Mátyás a également contribué à d’innombrables autres grands albums publiés par différents labels, et s’est produit avec des icônes telles que David Murray, Pat Metheny, Herbie Mann, Chico Freeman, Rosario Giuliani, William Parker, Kurt Rosenwinkel, Gerard Presencer, Flavio Boltro, Zbigniew Namysłowski et, au cours de la dernière décennie, pendant son séjour en France, Michel Portal, Daniel Humair, François Jeanneau, Paul Lay et Naïssam Jalal.

Mátyás a quitté Paris il y a quelques années et s’est installé sur les rives françaises du lac Léman, où il a joué avec son vieil ami musicien Emil Spányi et développé ses projets d’enseignement. C’est là, à la Haute École de Musique de Lausanne, qu’il a obtenu un master en pédagogie après un master en interprétation. « Il avait une excellente veine pédagogique, il dispensait le programme avec beaucoup de sensibilité. À Paris, il n’a accepté qu’un petit poste au conservatoire afin d’acquérir de l’expérience dans l’enseignement », raconte Csaba Palotai, guitariste vivant dans la capitale française. « Il me rendait souvent visite dans la dernière période, et nous parlions toute la nuit de la musique de Schönberg ou de Bach. Il avait l’intention de faire aussi la section de basse classique ».

« Il voulait toujours en savoir plus et profiter de chaque instant. Pendant nos tournées, tout le monde s’asseyait dans le bus, mais Mátyás n’arrêtait pas de poser des questions à ses collègues musiciens qui avaient une grande connaissance de quelque chose, que ce soit l’œuvre de Messiaen ou le monde rythmique de la musique de l’Inde du Sud. Il voulait tout comprendre de la musique. Je n’ai jamais connu une personne comme lui qui était aussi motivée par la soif de savoir », se souvient son ami musicien András Dés.

« Il a joué dans de nombreux projets et dans des lieux illustres.
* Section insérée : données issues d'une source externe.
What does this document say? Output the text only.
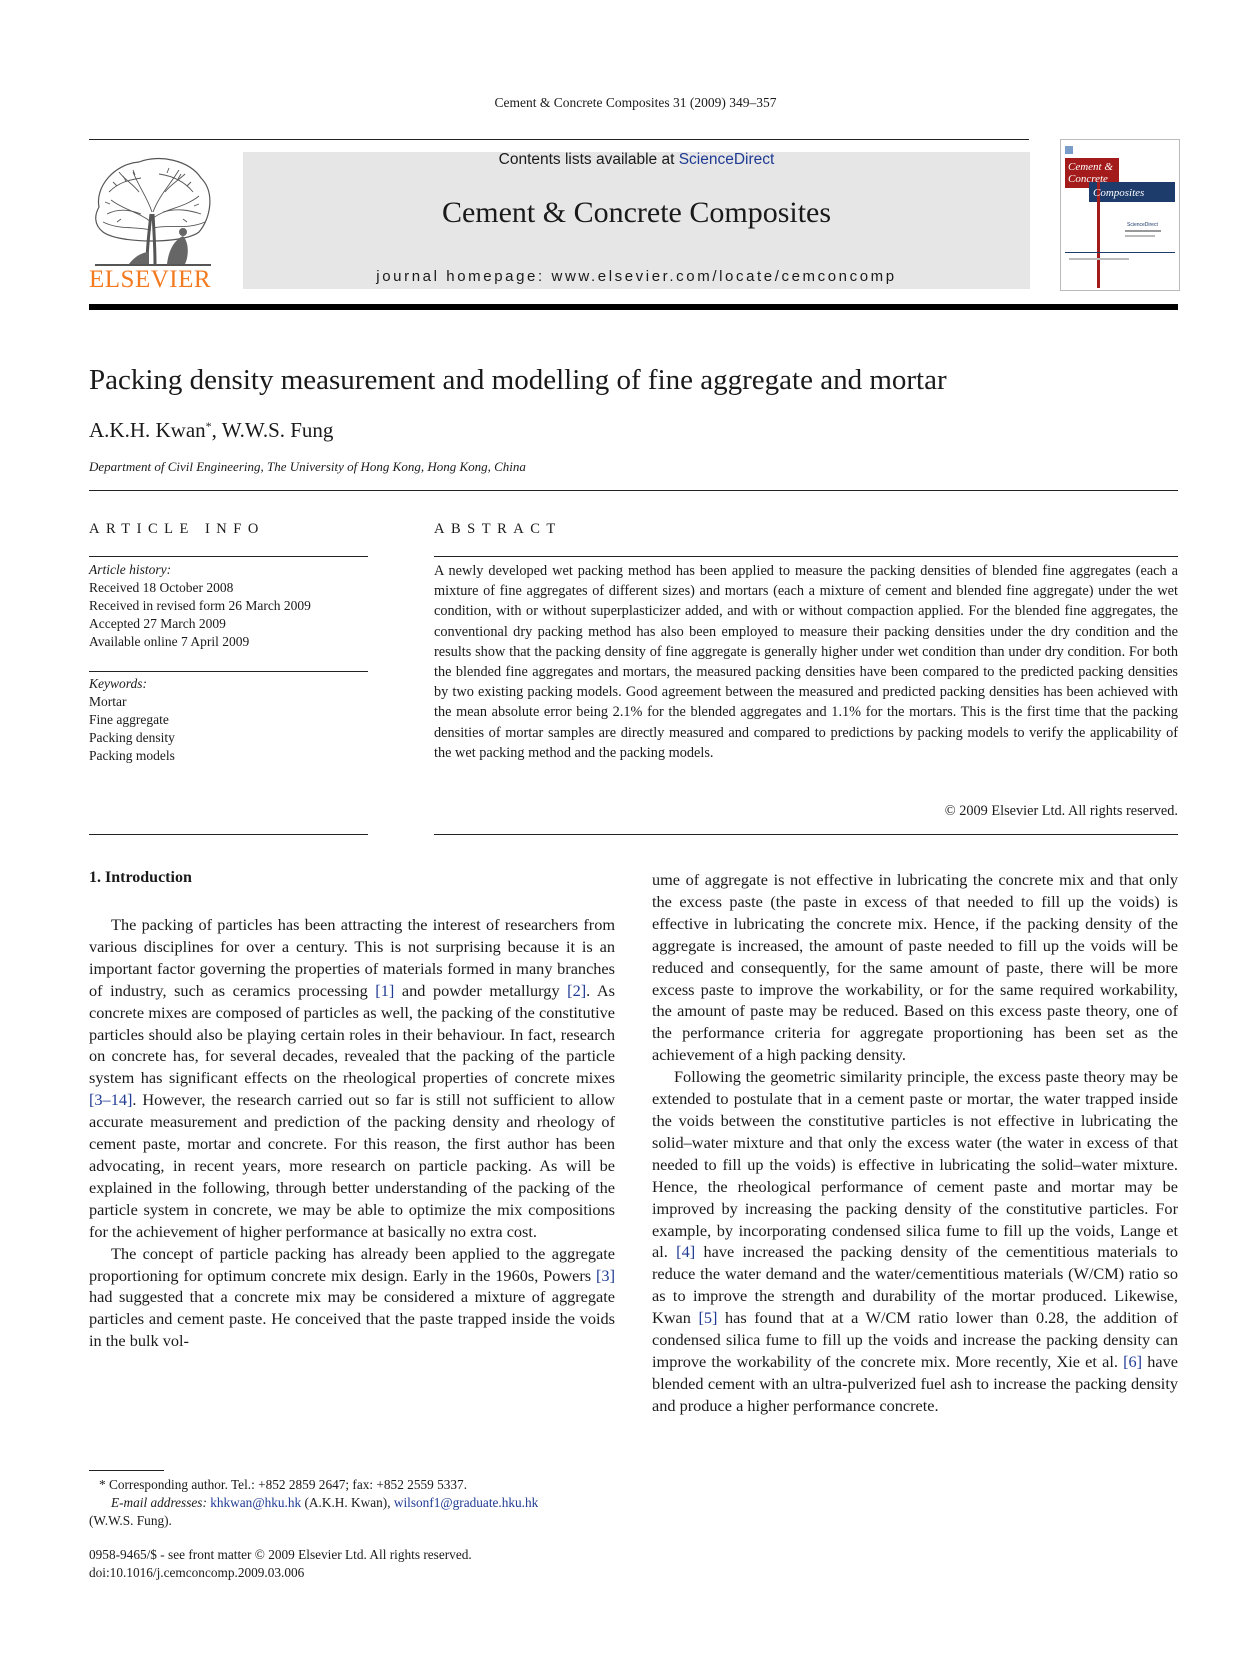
Cement & Concrete Composites 31 (2009) 349–357
ELSEVIER
Contents lists available at ScienceDirect
Cement & Concrete Composites
journal homepage: www.elsevier.com/locate/cemconcomp
Cement &
Concrete
Composites
ScienceDirect
Packing density measurement and modelling of fine aggregate and mortar
A.K.H. Kwan*, W.W.S. Fung
Department of Civil Engineering, The University of Hong Kong, Hong Kong, China
ARTICLE INFO
Article history:
Received 18 October 2008
Received in revised form 26 March 2009
Accepted 27 March 2009
Available online 7 April 2009
Keywords:
Mortar
Fine aggregate
Packing density
Packing models
ABSTRACT

A newly developed wet packing method has been applied to measure the packing densities of blended fine aggregates (each a mixture of fine aggregates of different sizes) and mortars (each a mixture of cement and blended fine aggregate) under the wet condition, with or without superplasticizer added, and with or without compaction applied. For the blended fine aggregates, the conventional dry packing method has also been employed to measure their packing densities under the dry condition and the results show that the packing density of fine aggregate is generally higher under wet condition than under dry condition. For both the blended fine aggregates and mortars, the measured packing densities have been compared to the predicted packing densities by two existing packing models. Good agreement between the measured and predicted packing densities has been achieved with the mean absolute error being 2.1% for the blended aggregates and 1.1% for the mortars. This is the first time that the packing densities of mortar samples are directly measured and compared to predictions by packing models to verify the applicability of the wet packing method and the packing models.

© 2009 Elsevier Ltd. All rights reserved.
1. Introduction

The packing of particles has been attracting the interest of researchers from various disciplines for over a century. This is not surprising because it is an important factor governing the properties of materials formed in many branches of industry, such as ceramics processing [1] and powder metallurgy [2]. As concrete mixes are composed of particles as well, the packing of the constitutive particles should also be playing certain roles in their behaviour. In fact, research on concrete has, for several decades, revealed that the packing of the particle system has significant effects on the rheological properties of concrete mixes [3–14]. However, the research carried out so far is still not sufficient to allow accurate measurement and prediction of the packing density and rheology of cement paste, mortar and concrete. For this reason, the first author has been advocating, in recent years, more research on particle packing. As will be explained in the following, through better understanding of the packing of the particle system in concrete, we may be able to optimize the mix compositions for the achievement of higher performance at basically no extra cost.

The concept of particle packing has already been applied to the aggregate proportioning for optimum concrete mix design. Early in the 1960s, Powers [3] had suggested that a concrete mix may be considered a mixture of aggregate particles and cement paste. He conceived that the paste trapped inside the voids in the bulk vol-

ume of aggregate is not effective in lubricating the concrete mix and that only the excess paste (the paste in excess of that needed to fill up the voids) is effective in lubricating the concrete mix. Hence, if the packing density of the aggregate is increased, the amount of paste needed to fill up the voids will be reduced and consequently, for the same amount of paste, there will be more excess paste to improve the workability, or for the same required workability, the amount of paste may be reduced. Based on this excess paste theory, one of the performance criteria for aggregate proportioning has been set as the achievement of a high packing density.

Following the geometric similarity principle, the excess paste theory may be extended to postulate that in a cement paste or mortar, the water trapped inside the voids between the constitutive particles is not effective in lubricating the solid–water mixture and that only the excess water (the water in excess of that needed to fill up the voids) is effective in lubricating the solid–water mixture. Hence, the rheological performance of cement paste and mortar may be improved by increasing the packing density of the constitutive particles. For example, by incorporating condensed silica fume to fill up the voids, Lange et al. [4] have increased the packing density of the cementitious materials to reduce the water demand and the water/cementitious materials (W/CM) ratio so as to improve the strength and durability of the mortar produced. Likewise, Kwan [5] has found that at a W/CM ratio lower than 0.28, the addition of condensed silica fume to fill up the voids and increase the packing density can improve the workability of the concrete mix. More recently, Xie et al. [6] have blended cement with an ultra-pulverized fuel ash to increase the packing density and produce a higher performance concrete.

* Corresponding author. Tel.: +852 2859 2647; fax: +852 2559 5337.
E-mail addresses: khkwan@hku.hk (A.K.H. Kwan), wilsonf1@graduate.hku.hk
(W.W.S. Fung).
0958-9465/$ - see front matter © 2009 Elsevier Ltd. All rights reserved.
doi:10.1016/j.cemconcomp.2009.03.006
Il était aimé et respecté en France comme il l’avait été chez lui. Puis il a reçu de plus en plus d’invitations à participer à des sessions dans d’autres pays d’Europe », poursuit Csaba Palotai. « Il n’y a jamais eu de tâche qu’il n’ait pu résoudre, aucune difficulté ne l’a découragé, sa carrière ici s’est très bien développée et a continué à progresser. Il était bien connu, par exemple, qu’Archie Shepp l’appelait régulièrement, car Mátyás était son bassiste numéro un ».
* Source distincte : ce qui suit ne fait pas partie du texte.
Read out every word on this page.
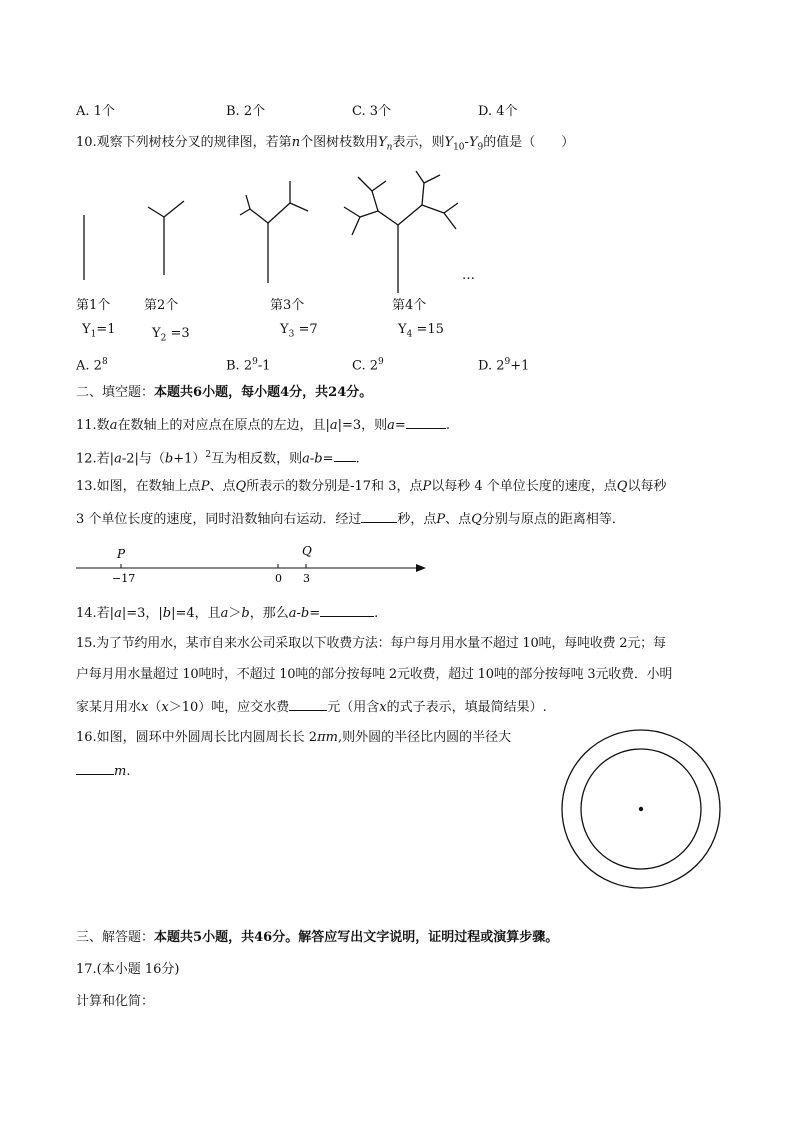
A. 1个	B. 2个	C. 3个	D. 4个
10.观察下列树枝分叉的规律图，若第n个图树枝数用$Y_n$表示，则$Y_{10}-Y_9$的值是（　　）
…
第1个	第2个	第3个	第4个
$Y_1=1$	$Y_2 =3$	$Y_3 =7$	$Y_4 =15$
A. $2^8$	B. $2^9-1$	C. $2^9$	D. $2^9+1$
二、填空题：本题共6小题，每小题4分，共24分。
11.数a在数轴上的对应点在原点的左边，且|a|=3，则a=	.
12.若|a-2|与$(b+1)^2$互为相反数，则a-b= .
13.如图，在数轴上点P、点Q所表示的数分别是-17和 3，点P以每秒 4 个单位长度的速度，点Q以每秒
3 个单位长度的速度，同时沿数轴向右运动．经过	秒，点P、点Q分别与原点的距离相等．
P	Q
−17	0 3
14.若|a|=3，|b|=4，且a＞b，那么a-b=	.
15.为了节约用水，某市自来水公司采取以下收费方法：每户每月用水量不超过 10吨，每吨收费 2元；每
户每月用水量超过 10吨时，不超过 10吨的部分按每吨 2元收费，超过 10吨的部分按每吨 3元收费．小明
家某月用水x（x＞10）吨，应交水费	元（用含x的式子表示，填最简结果）.
16.如图，圆环中外圆周长比内圆周长长 2πm,则外圆的半径比内圆的半径大
m.
三、解答题：本题共5小题，共46分。解答应写出文字说明，证明过程或演算步骤。
17.(本小题 16分)
计算和化简：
Mátyás vivant à l’étranger, la relation étroite avec BMC s’est quelque peu relâchée ces dernières années, mais deux disques importants ont tout de même été produits, dont l’un est notre favori personnel de 2018, Bartók Impressions, un best-seller enregistré avec Miklós Lukács et Matthias Lévy, qui a reçu de nombreux prix. Ces dernières semaines, nous avions commencé à planifier l’enregistrement de la suite de cet album avec Mátyás.

En 2019, nous avons publié le premier album de Mátyás Szandai contenant ses propres compositions, interprétées par son quatuor international. En ce qui concerne le titre de l’album SĀDHANA, Emese Szász a écrit dans le texte du livret du CD : « Pris littéralement, il signifie : sa = infini, dha = méditer, na = négation, mort. En d’autres termes, dans la méditation, l’ego meurt. Cela semble dramatique, mais cette expression sanskrite ne signifie rien d’autre que, quelle que soit l’action que nous accomplissons, qu’il s’agisse de célébrer la messe ou de biner la terre, si nous la faisons avec une tendance spirituelle, elle nous rapprochera de notre but, qui est, en fin de compte, d’être chez nous dans notre propre moi ».
Notre véritable espoir est que Mátyás fasse de même aujourd’hui.